Saturday 14 August 2010

Destination #10: Crossing (and surviving) Bolivia (Part I)

The problem with going off-road is that once you are off it, it is difficult to get back on. It was only last week that we played our first wildcard in order to include "Sandboarding in the Death Valley in Chili" at the expense of the "2010 Shanghai World Expo", but now we are already forced to play our 2nd wildcard to include our biggest adventure to date: Escaping angry dynamite-throwing miners in Bolivia


Ok it all started out a bit more mellow than that and we were luckier than some of our fellow travellers but it was a great escape nevertheless. We are still undecided as to which destination we are going to sacrifice for our new destination #10: "Crossing (and surviving) Bolivia", but we will let you all know shortly. So here comes Bolivia in two parts, first the mellow (although bloody cold) part, secondly the more adventurous part. 

Saturday 7 August - Wednesday 11 August: Desert crossing into Bolivia 

At the Chilean-Bolivian border we traded in our mini-bus for a bunch of 4x4 Toyota Landcruisers. While we made our way into Bolivia through the stunning landscapes of deserts, mountains, active volcanoes, salt flats and geysers we almost felt like we were participating in Paris-Dakar. As the Bolivians are not too keen on Chileans, none of the roads in South Bolivia are asphalted, apparently among others to discourage Chileans to enter the country. This does mean that our 4x4s are not so much a luxury but also a necessity. 

Our first overnight stop was at a glorified shed at 4,500m above sea level. And boy it was cold here. Besides our 3 drivers, we had also hired 2 Bolivian ladies to cook for the 17 of us. They did a fantastic job (Llama burger anyone?), but nothing can keep the cold away at that altitude. At night it got "up" to minus 10, so we slept fully dressed with 5 layers, gloves and a woolen hat on in our sleeping bags. At this altitude the air is so cold that the men's dorm - where Marcel, Olivier, Nuno, Ben and I slept - resembled more a Darth Vader practice ground than anything else.  

The amazing thing about this part of Bolivia is that, despite it getting freezing cold at night, the piercing sun makes it incredibly hot during the day.
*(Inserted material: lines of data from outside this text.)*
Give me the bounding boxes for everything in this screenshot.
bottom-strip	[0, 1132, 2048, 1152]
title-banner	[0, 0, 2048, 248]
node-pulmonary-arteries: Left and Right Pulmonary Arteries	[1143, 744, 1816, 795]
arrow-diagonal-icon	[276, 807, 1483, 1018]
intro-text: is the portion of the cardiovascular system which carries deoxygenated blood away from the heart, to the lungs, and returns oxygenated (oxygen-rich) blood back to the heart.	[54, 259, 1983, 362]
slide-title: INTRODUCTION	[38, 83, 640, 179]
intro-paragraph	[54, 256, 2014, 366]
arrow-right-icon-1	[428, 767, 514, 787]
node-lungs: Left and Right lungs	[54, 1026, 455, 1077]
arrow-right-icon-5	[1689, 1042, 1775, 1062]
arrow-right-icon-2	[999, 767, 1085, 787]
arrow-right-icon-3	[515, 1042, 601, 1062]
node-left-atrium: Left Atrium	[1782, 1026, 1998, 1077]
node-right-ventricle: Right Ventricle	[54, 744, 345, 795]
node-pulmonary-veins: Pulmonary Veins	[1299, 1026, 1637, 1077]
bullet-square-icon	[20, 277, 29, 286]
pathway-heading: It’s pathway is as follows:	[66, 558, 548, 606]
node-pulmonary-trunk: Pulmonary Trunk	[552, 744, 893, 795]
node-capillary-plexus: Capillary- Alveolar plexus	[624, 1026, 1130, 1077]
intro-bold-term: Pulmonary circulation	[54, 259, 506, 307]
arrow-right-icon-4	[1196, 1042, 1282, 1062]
So we went from five layers of clothing at night to shorts and t-shirts during the day. 

Our 2nd overnight stop was in the Salt Hotel (read hotel, think shed), at the edge of the salt flats. The whole "hotel" was made completely of salt and had a hot shower, for which we had to battle a bunch of Frenchies. Fortunately, it was less cold here than during our previous night and we played the card game "shithead" until the electricity went out at 22:00. 

From the Salt Hotel we drove across the salt flats (or Salar de Uyuni). I have to admit it is a fantastic experience, particularly given the contrast of piercing blue skies and blinding white salt on the flat lakebed. These salt flats now cover a total area of over 12,000 square km and are one of Bolivia's main salt mining centres and the largest salt flat in the World (distant number 2 being Salt Lake City). 

We had a go at shooting some funny pictures here (as there is no horizon, you can play around a bit with relative size of objects), but mostly failed miserably. 

At the end of our 3rd day we hit the isolated salt mining town of Uyuni. With 12,000 inhabitants, and at 3,600m above sea level this sizeable town for Bolivian standards, resembles one of those Wild West towns out of Clint Eastwood's spaghetti westerns. Most of the residents here are either public sector workers or salt miners. After visiting Uyuni's main attraction the Train Cemetery, we checked ourselves into the Samay Wasi Uyuni Hotel, and let there be no mistake after 2 days on the salt flats this is Uyuni's equivalent of the Grand Hyatt. In the evening I did manage to win a pizza eating contest from fellow traveler Marcel in the Minuteman Pizza restaurant (run by a lost American from Boston) before moving on to the Extreme Fun Bar (you can't make this stuff up). They clearly got their pricing right because most shots and cocktails were just 15 pesos (or just over 1 pound). Recommendation of the day: the "Coca Leaf is Not Cocaine" shot, which includes licor de coca, modre coca, Aquardiente de coca and Granadina.